National Health Service
That’s right. England’s National Health Service (NHS). At first, this appeared to be one of the better databases. Despite being in England, they listed a wide cross-section of clinical trials being conducted in the United States, including 84 relating to cerebral palsy, with titles such as “Orthotics in Ambulatory Cerebral Palsy,” “Surface EMG Biofeedback for Children with Cerebral Palsy,” and “Acupuncture as Complementary Therapy for Cerebral Palsy.” There were some that I’d seen elsewhere, but many I had not.
I randomly chose “Relaxation Training to Decrease Pain and Improve Function in Adolescents with Cerebral Palsy.” The study link took me to a thorough detailing of the study… key inclusion and exclusion criteria, target sample size and contact information. The only thing I didn’t see was exactly where this trial was taking place, but there was a “link to the clinical trial website.” When I clicked it, it took me to a listing, with the exact same information, on the World Health Organization’s International Clinical Trials Registry Platform, who, in turn had a link back to the clinicaltrials.gov website.
World Health Organization
The World Health Organization’s website has a much more sophisticated “advanced search” section than I’d previously encountered. I kept it simple and just put in “cerebral palsy,” “united states” and “recruiting” in the appropriate field boxes. Unfortunately, the first study I clicked on, “Study of Vibration therapy and Hand functions in Cerebral Palsy Patients” led me to a study in India. I double checked that I’d entered “United States” and tried again.

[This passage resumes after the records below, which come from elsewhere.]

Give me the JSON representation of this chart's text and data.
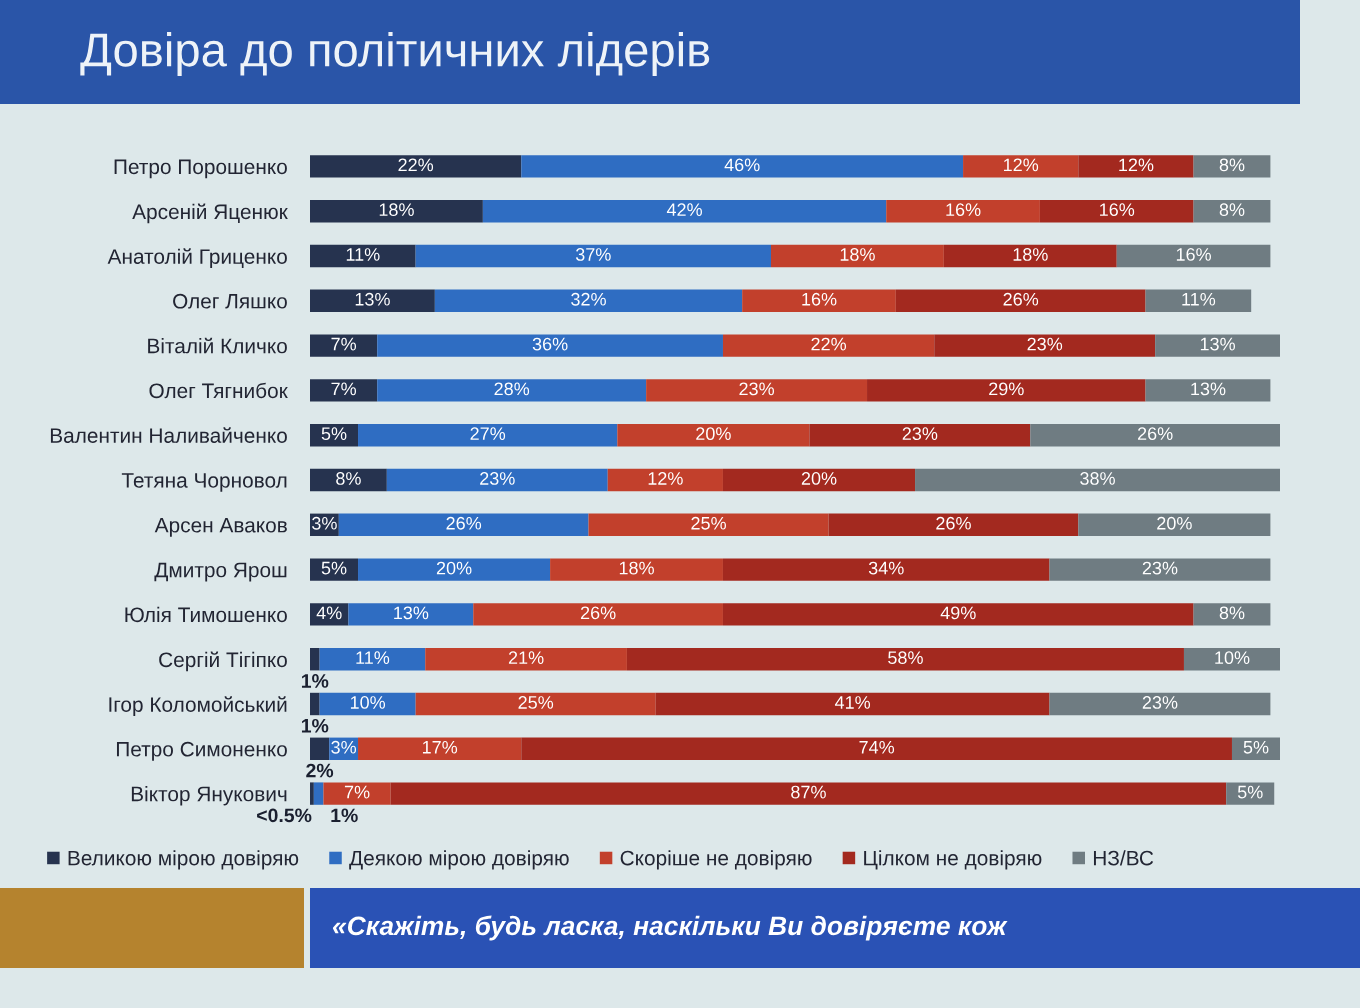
{
  "chart_data": {
    "type": "bar",
    "orientation": "horizontal",
    "stacked": true,
    "title": "Довіра до політичних лідерів",
    "categories": [
      "Петро Порошенко",
      "Арсеній Яценюк",
      "Анатолій Гриценко",
      "Олег Ляшко",
      "Віталій Кличко",
      "Олег Тягнибок",
      "Валентин Наливайченко",
      "Тетяна Чорновол",
      "Арсен Аваков",
      "Дмитро Ярош",
      "Юлія Тимошенко",
      "Сергій Тігіпко",
      "Ігор Коломойський",
      "Петро Симоненко",
      "Віктор Янукович"
    ],
    "series": [
      {
        "name": "Великою мірою довіряю",
        "color": "#26334f",
        "values": [
          22,
          18,
          11,
          13,
          7,
          7,
          5,
          8,
          3,
          5,
          4,
          1,
          1,
          2,
          0.4
        ],
        "value_labels": [
          "22%",
          "18%",
          "11%",
          "13%",
          "7%",
          "7%",
          "5%",
          "8%",
          "3%",
          "5%",
          "4%",
          "1%",
          "1%",
          "2%",
          "<0.5%"
        ]
      },
      {
        "name": "Деякою мірою довіряю",
        "color": "#2f6dc2",
        "values": [
          46,
          42,
          37,
          32,
          36,
          28,
          27,
          23,
          26,
          20,
          13,
          11,
          10,
          3,
          1
        ],
        "value_labels": [
          "46%",
          "42%",
          "37%",
          "32%",
          "36%",
          "28%",
          "27%",
          "23%",
          "26%",
          "20%",
          "13%",
          "11%",
          "10%",
          "3%",
          "1%"
        ]
      },
      {
        "name": "Скоріше не довіряю",
        "color": "#c2402c",
        "values": [
          12,
          16,
          18,
          16,
          22,
          23,
          20,
          12,
          25,
          18,
          26,
          21,
          25,
          17,
          7
        ],
        "value_labels": [
          "12%",
          "16%",
          "18%",
          "16%",
          "22%",
          "23%",
          "20%",
          "12%",
          "25%",
          "18%",
          "26%",
          "21%",
          "25%",
          "17%",
          "7%"
        ]
      },
      {
        "name": "Цілком не довіряю",
        "color": "#a3291f",
        "values": [
          12,
          16,
          18,
          26,
          23,
          29,
          23,
          20,
          26,
          34,
          49,
          58,
          41,
          74,
          87
        ],
        "value_labels": [
          "12%",
          "16%",
          "18%",
          "26%",
          "23%",
          "29%",
          "23%",
          "20%",
          "26%",
          "34%",
          "49%",
          "58%",
          "41%",
          "74%",
          "87%"
        ]
      },
      {
        "name": "НЗ/ВС",
        "color": "#6f7c82",
        "values": [
          8,
          8,
          16,
          11,
          13,
          13,
          26,
          38,
          20,
          23,
          8,
          10,
          23,
          5,
          5
        ],
        "value_labels": [
          "8%",
          "8%",
          "16%",
          "11%",
          "13%",
          "13%",
          "26%",
          "38%",
          "20%",
          "23%",
          "8%",
          "10%",
          "23%",
          "5%",
          "5%"
        ]
      }
    ],
    "legend": "bottom",
    "tick_labels": "y",
    "annotations": [
      "«Скажіть, будь ласка, наскільки Ви довіряєте кож"
    ]
  }
}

I chose a study called “Cohort of Children with Severe Cerebral Palsy” (because I had no idea what that even meant!). It took me to a study in Lyon, France. A third try took me to one in Belgium.
So, clearly the search section of this website doesn’t function as it should. Plus, it appears that on this site, as well as the NHS one listed above, all the listings for actual US clinical trials are lifted directly from the clinicaltrials.gov website. There could be exceptions, but I didn’t find any.

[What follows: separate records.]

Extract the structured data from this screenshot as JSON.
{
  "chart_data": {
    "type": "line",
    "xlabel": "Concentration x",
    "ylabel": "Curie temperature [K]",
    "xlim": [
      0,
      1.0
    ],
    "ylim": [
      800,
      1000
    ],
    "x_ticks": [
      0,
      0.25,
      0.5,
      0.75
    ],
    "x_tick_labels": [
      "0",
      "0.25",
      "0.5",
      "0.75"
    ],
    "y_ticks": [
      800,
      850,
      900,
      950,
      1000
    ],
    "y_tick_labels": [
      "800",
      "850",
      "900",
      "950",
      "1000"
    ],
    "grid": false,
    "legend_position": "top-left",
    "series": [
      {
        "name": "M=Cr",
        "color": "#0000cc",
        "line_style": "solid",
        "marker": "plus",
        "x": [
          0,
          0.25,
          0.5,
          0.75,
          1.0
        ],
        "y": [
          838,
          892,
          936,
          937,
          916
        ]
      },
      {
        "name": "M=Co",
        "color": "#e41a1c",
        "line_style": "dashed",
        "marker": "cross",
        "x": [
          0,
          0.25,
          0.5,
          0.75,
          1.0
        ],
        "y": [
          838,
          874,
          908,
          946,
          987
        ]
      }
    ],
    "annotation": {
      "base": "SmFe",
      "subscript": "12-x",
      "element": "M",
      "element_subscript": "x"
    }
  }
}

The CPI (Cerebral Palsy International Research Foundation) does not host a database of ongoing trials, but frequently provides news items regarding innovations and upcoming trials. Good place to keep checking.
Trialsfinder.org aggressively required me to fill out a questionnaire regarding my own health before I could gain access to their site. I declined. Search Clinical Trials.org requested similar information.

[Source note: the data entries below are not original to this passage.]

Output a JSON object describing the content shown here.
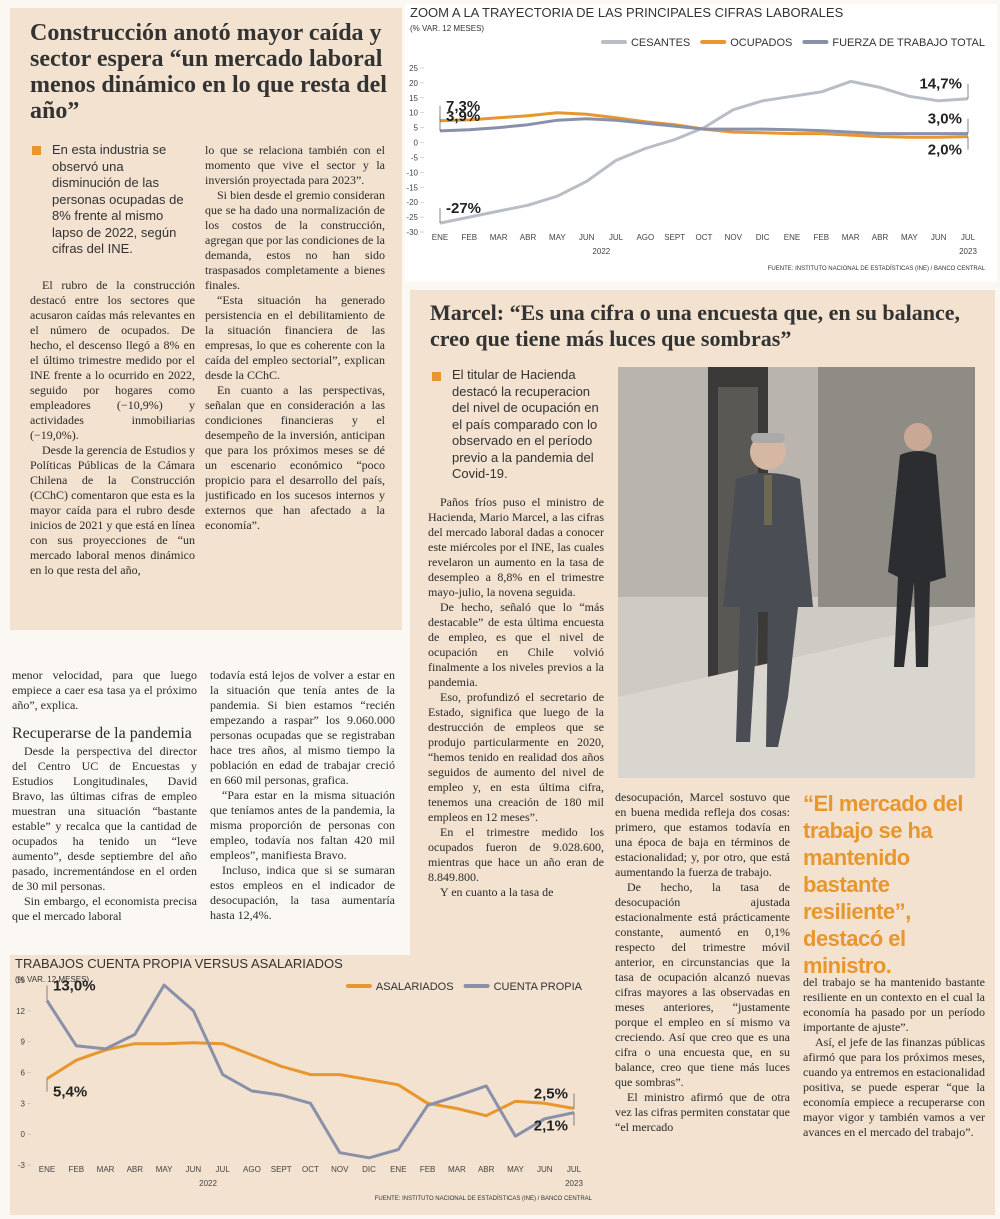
{
  "construction": {
    "headline": "Construcción anotó mayor caída y sector espera “un mercado laboral menos dinámico en lo que resta del año”",
    "lead": "En esta industria se observó una disminución de las personas ocupadas de 8% frente al mismo lapso de 2022, según cifras del INE.",
    "column_1": [
      "El rubro de la construcción destacó entre los sectores que acusaron caídas más relevantes en el número de ocupados. De hecho, el descenso llegó a 8% en el último trimestre medido por el INE frente a lo ocurrido en 2022, seguido por hogares como empleadores (−10,9%) y actividades inmobiliarias (−19,0%).",
      "Desde la gerencia de Estudios y Políticas Públicas de la Cámara Chilena de la Construcción (CChC) comentaron que esta es la mayor caída para el rubro desde inicios de 2021 y que está en línea con sus proyecciones de “un mercado laboral menos dinámico en lo que resta del año,"
    ],
    "column_2": [
      "lo que se relaciona también con el momento que vive el sector y la inversión proyectada para 2023”.",
      "Si bien desde el gremio consideran que se ha dado una normalización de los costos de la construcción, agregan que por las condiciones de la demanda, estos no han sido traspasados completamente a bienes finales.",
      "“Esta situación ha generado persistencia en el debilitamiento de la situación financiera de las empresas, lo que es coherente con la caída del empleo sectorial”, explican desde la CChC.",
      "En cuanto a las perspectivas, señalan que en consideración a las condiciones financieras y el desempeño de la inversión, anticipan que para los próximos meses se dé un escenario económico “poco propicio para el desarrollo del país, justificado en los sucesos internos y externos que han afectado a la economía”."
    ]
  },
  "bravo": {
    "intro": "menor velocidad, para que luego empiece a caer esa tasa ya el próximo año”, explica.",
    "subhead": "Recuperarse de la pandemia",
    "column_1": [
      "Desde la perspectiva del director del Centro UC de Encuestas y Estudios Longitudinales, David Bravo, las últimas cifras de empleo muestran una situación “bastante estable” y recalca que la cantidad de ocupados ha tenido un “leve aumento”, desde septiembre del año pasado, incrementándose en el orden de 30 mil personas.",
      "Sin embargo, el economista precisa que el mercado laboral"
    ],
    "column_2": [
      "todavía está lejos de volver a estar en la situación que tenía antes de la pandemia. Si bien estamos “recién empezando a raspar” los 9.060.000 personas ocupadas que se registraban hace tres años, al mismo tiempo la población en edad de trabajar creció en 660 mil personas, grafica.",
      "“Para estar en la misma situación que teníamos antes de la pandemia, la misma proporción de personas con empleo, todavía nos faltan 420 mil empleos”, manifiesta Bravo.",
      "Incluso, indica que si se sumaran estos empleos en el indicador de desocupación, la tasa aumentaría hasta 12,4%."
    ]
  },
  "marcel": {
    "headline": "Marcel: “Es una cifra o una encuesta que, en su balance, creo que tiene más luces que sombras”",
    "lead": "El titular de Hacienda destacó la recuperacion del nivel de ocupación en el país comparado con lo observado en el período previo a la pandemia del Covid-19.",
    "column_1": [
      "Paños fríos puso el ministro de Hacienda, Mario Marcel, a las cifras del mercado laboral dadas a conocer este miércoles por el INE, las cuales revelaron un aumento en la tasa de desempleo a 8,8% en el trimestre mayo-julio, la novena seguida.",
      "De hecho, señaló que lo “más destacable” de esta última encuesta de empleo, es que el nivel de ocupación en Chile volvió finalmente a los niveles previos a la pandemia.",
      "Eso, profundizó el secretario de Estado, significa que luego de la destrucción de empleos que se produjo particularmente en 2020, “hemos tenido en realidad dos años seguidos de aumento del nivel de empleo y, en esta última cifra, tenemos una creación de 180 mil empleos en 12 meses”.",
      "En el trimestre medido los ocupados fueron de 9.028.600, mientras que hace un año eran de 8.849.800.",
      "Y en cuanto a la tasa de"
    ],
    "column_2": [
      "desocupación, Marcel sostuvo que en buena medida refleja dos cosas: primero, que estamos todavía en una época de baja en términos de estacionalidad; y, por otro, que está aumentando la fuerza de trabajo.",
      "De hecho, la tasa de desocupación ajustada estacionalmente está prácticamente constante, aumentó en 0,1% respecto del trimestre móvil anterior, en circunstancias que la tasa de ocupación alcanzó nuevas cifras mayores a las observadas en meses anteriores, “justamente porque el empleo en sí mismo va creciendo. Así que creo que es una cifra o una encuesta que, en su balance, creo que tiene más luces que sombras”.",
      "El ministro afirmó que de otra vez las cifras permiten constatar que “el mercado"
    ],
    "quote": "“El mercado del trabajo se ha mantenido bastante resiliente”, destacó el ministro.",
    "column_3": [
      "del trabajo se ha mantenido bastante resiliente en un contexto en el cual la economía ha pasado por un período importante de ajuste”.",
      "Así, el jefe de las finanzas públicas afirmó que para los próximos meses, cuando ya entremos en estacionalidad positiva, se puede esperar “que la economía empiece a recuperarse con mayor vigor y también vamos a ver avances en el mercado del trabajo”."
    ]
  },
  "chart_data": [
    {
      "type": "line",
      "title": "ZOOM A LA TRAYECTORIA DE LAS PRINCIPALES CIFRAS LABORALES",
      "subtitle": "(% VAR. 12 MESES)",
      "source": "FUENTE: INSTITUTO NACIONAL DE ESTADÍSTICAS (INE) / BANCO CENTRAL",
      "categories": [
        "ENE",
        "FEB",
        "MAR",
        "ABR",
        "MAY",
        "JUN",
        "JUL",
        "AGO",
        "SEPT",
        "OCT",
        "NOV",
        "DIC",
        "ENE",
        "FEB",
        "MAR",
        "ABR",
        "MAY",
        "JUN",
        "JUL"
      ],
      "year_labels": [
        "2022",
        "2023"
      ],
      "legend": "top-right",
      "grid": false,
      "ylim": [
        -30,
        25
      ],
      "yticks": [
        -30,
        -25,
        -20,
        -15,
        -10,
        -5,
        0,
        5,
        10,
        15,
        20,
        25
      ],
      "series": [
        {
          "name": "CESANTES",
          "color": "#b9bdc6",
          "values": [
            -27,
            -25,
            -23,
            -21,
            -18,
            -13,
            -6,
            -2,
            1,
            5,
            11,
            14,
            15.5,
            17,
            20.5,
            18.5,
            15.5,
            14,
            14.7
          ],
          "value_labels": [
            "-27%",
            null,
            null,
            null,
            null,
            null,
            null,
            null,
            null,
            null,
            null,
            null,
            null,
            null,
            null,
            null,
            null,
            null,
            "14,7%"
          ]
        },
        {
          "name": "OCUPADOS",
          "color": "#e8962e",
          "values": [
            7.3,
            7.6,
            8.3,
            9,
            10,
            9.5,
            8.3,
            7,
            6,
            4.5,
            3.5,
            3.3,
            3,
            3,
            2.5,
            2,
            1.8,
            1.8,
            2.0
          ],
          "value_labels": [
            "7,3%",
            null,
            null,
            null,
            null,
            null,
            null,
            null,
            null,
            null,
            null,
            null,
            null,
            null,
            null,
            null,
            null,
            null,
            "2,0%"
          ]
        },
        {
          "name": "FUERZA DE TRABAJO TOTAL",
          "color": "#8990a9",
          "values": [
            3.9,
            4.3,
            5,
            6,
            7.5,
            8,
            7.5,
            6.5,
            5.5,
            4.5,
            4.5,
            4.5,
            4.3,
            4,
            3.5,
            3,
            3,
            3,
            3.0
          ],
          "value_labels": [
            "3,9%",
            null,
            null,
            null,
            null,
            null,
            null,
            null,
            null,
            null,
            null,
            null,
            null,
            null,
            null,
            null,
            null,
            null,
            "3,0%"
          ]
        }
      ]
    },
    {
      "type": "line",
      "title": "TRABAJOS CUENTA PROPIA VERSUS ASALARIADOS",
      "subtitle": "(% VAR. 12 MESES)",
      "source": "FUENTE: INSTITUTO NACIONAL DE ESTADÍSTICAS (INE) / BANCO CENTRAL",
      "categories": [
        "ENE",
        "FEB",
        "MAR",
        "ABR",
        "MAY",
        "JUN",
        "JUL",
        "AGO",
        "SEPT",
        "OCT",
        "NOV",
        "DIC",
        "ENE",
        "FEB",
        "MAR",
        "ABR",
        "MAY",
        "JUN",
        "JUL"
      ],
      "year_labels": [
        "2022",
        "2023"
      ],
      "legend": "top-right",
      "grid": false,
      "ylim": [
        -3,
        15
      ],
      "yticks": [
        -3,
        0,
        3,
        6,
        9,
        12,
        15
      ],
      "series": [
        {
          "name": "ASALARIADOS",
          "color": "#e8962e",
          "values": [
            5.4,
            7.2,
            8.2,
            8.8,
            8.8,
            8.9,
            8.8,
            7.7,
            6.6,
            5.8,
            5.8,
            5.3,
            4.8,
            3.0,
            2.5,
            1.8,
            3.2,
            3.0,
            2.5
          ],
          "value_labels": [
            "5,4%",
            null,
            null,
            null,
            null,
            null,
            null,
            null,
            null,
            null,
            null,
            null,
            null,
            null,
            null,
            null,
            null,
            null,
            "2,5%"
          ]
        },
        {
          "name": "CUENTA PROPIA",
          "color": "#8990a9",
          "values": [
            13.0,
            8.6,
            8.3,
            9.7,
            14.5,
            12,
            5.8,
            4.2,
            3.8,
            3.0,
            -1.8,
            -2.3,
            -1.5,
            2.8,
            3.7,
            4.7,
            -0.2,
            1.5,
            2.1
          ],
          "value_labels": [
            "13,0%",
            null,
            null,
            null,
            null,
            null,
            null,
            null,
            null,
            null,
            null,
            null,
            null,
            null,
            null,
            null,
            null,
            null,
            "2,1%"
          ]
        }
      ]
    }
  ]
}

My suggestion is to search “clinical trials cerebral palsy (your city) year.” I’d include the current year to avoid outdated information — once on the internet, forever on the internet.
In addition to monitoring websites, contact area hospitals and universities to find out how they go about announcing upcoming clinical trials and see if you can get on a notification list. The people conducting clinical trials are spending large amounts of money to garner the most usable information possible. You can trust that they want to attract the most qualified candidates in the area and will make their presence known.
Of equal importance, stay keyed into local and regional support groups. Make sure others in your area are aware of your desires to be informed if they hear of something before you do.
Your child’s doctors and therapists may also be able to help you find and get approved for local clinical trials.
However you chose to look for clinical trials, keep a detailed and organized record of your results so that you don’t spin your wheels and end up back at the same place over and over.